Sometimes I just wish that i could be as good to myself as i am for others.

I do not treat myself very well. I do not seek help, i do not ask, and i suffer for it. I know my resources to the letter, i know what is there i just can not bring myself to “Burden” others even the ones who get paid to do this as a job. I think when i think of mental health i want to think of others first and put mine off to the side until it overflows like boiling pot of water. Until it gets there i do not pay attention to it, maybe a sad song will fix it, and that’s not right and i know it, you know it, everyone knows it. Its been my mission over the past two years to get my head on straight and try and keep it there. I have made progress but its a journey not a trip. Good days stay and bad days come and go.

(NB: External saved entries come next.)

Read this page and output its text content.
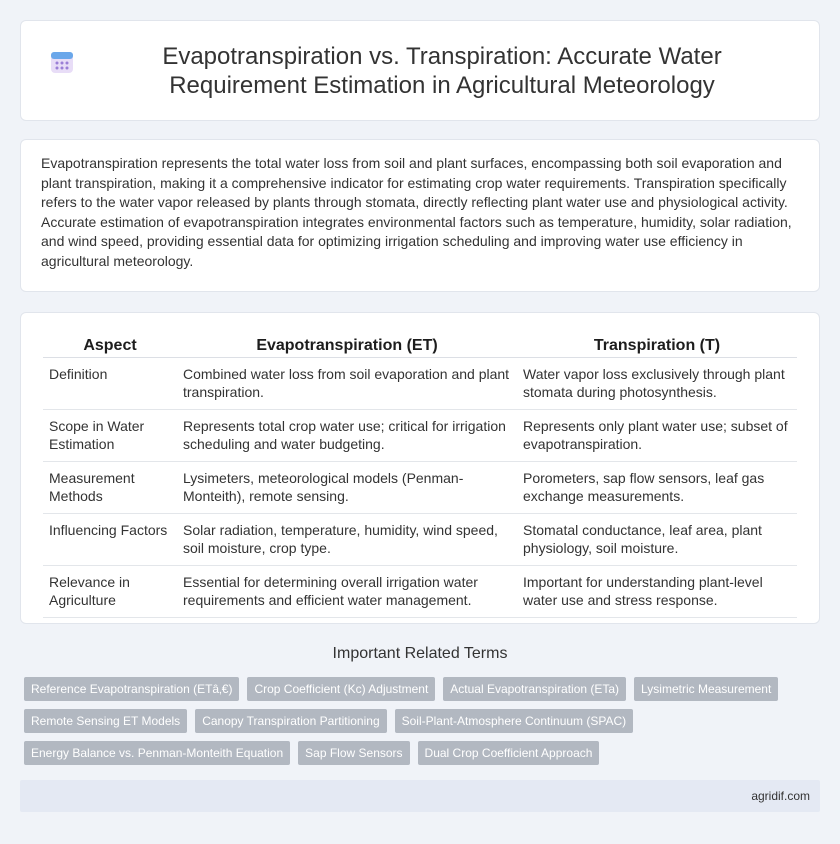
Evapotranspiration vs. Transpiration: Accurate Water Requirement Estimation in Agricultural Meteorology

Evapotranspiration represents the total water loss from soil and plant surfaces, encompassing both soil evaporation and plant transpiration, making it a comprehensive indicator for estimating crop water requirements. Transpiration specifically refers to the water vapor released by plants through stomata, directly reflecting plant water use and physiological activity. Accurate estimation of evapotranspiration integrates environmental factors such as temperature, humidity, solar radiation, and wind speed, providing essential data for optimizing irrigation scheduling and improving water use efficiency in agricultural meteorology.

Aspect	Evapotranspiration (ET)	Transpiration (T)
Definition	Combined water loss from soil evaporation and plant transpiration.	Water vapor loss exclusively through plant stomata during photosynthesis.
Scope in Water Estimation	Represents total crop water use; critical for irrigation scheduling and water budgeting.	Represents only plant water use; subset of evapotranspiration.
Measurement Methods	Lysimeters, meteorological models (Penman-Monteith), remote sensing.	Porometers, sap flow sensors, leaf gas exchange measurements.
Influencing Factors	Solar radiation, temperature, humidity, wind speed, soil moisture, crop type.	Stomatal conductance, leaf area, plant physiology, soil moisture.
Relevance in Agriculture	Essential for determining overall irrigation water requirements and efficient water management.	Important for understanding plant-level water use and stress response.
Important Related Terms
Reference Evapotranspiration (ETâ‚€)	Crop Coefficient (Kc) Adjustment	Actual Evapotranspiration (ETa)	Lysimetric Measurement
Remote Sensing ET Models	Canopy Transpiration Partitioning	Soil-Plant-Atmosphere Continuum (SPAC)
Energy Balance vs. Penman-Monteith Equation	Sap Flow Sensors	Dual Crop Coefficient Approach
agridif.com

We write a lot on this blog about adulthood, especially the millennial generations cause well we are them. IN this generation mental health has become a foreground discussion and we are going to be the generation that breaks the stigma around the “IT” or our mental health. I just know it. What we will struggle with is the realization is that the helpers do not help themselves. The helpers will put off everything until it goes too far and “boils over.”

We need to get better at the fact that we matter as well as others.

If we can make common actions happen then the words to spur those soon to be common conversations on our view on mental health would change. This week should be about others but in reality you matter just the same, we love you and its OK to have a conversation about you. It’s what matters the most.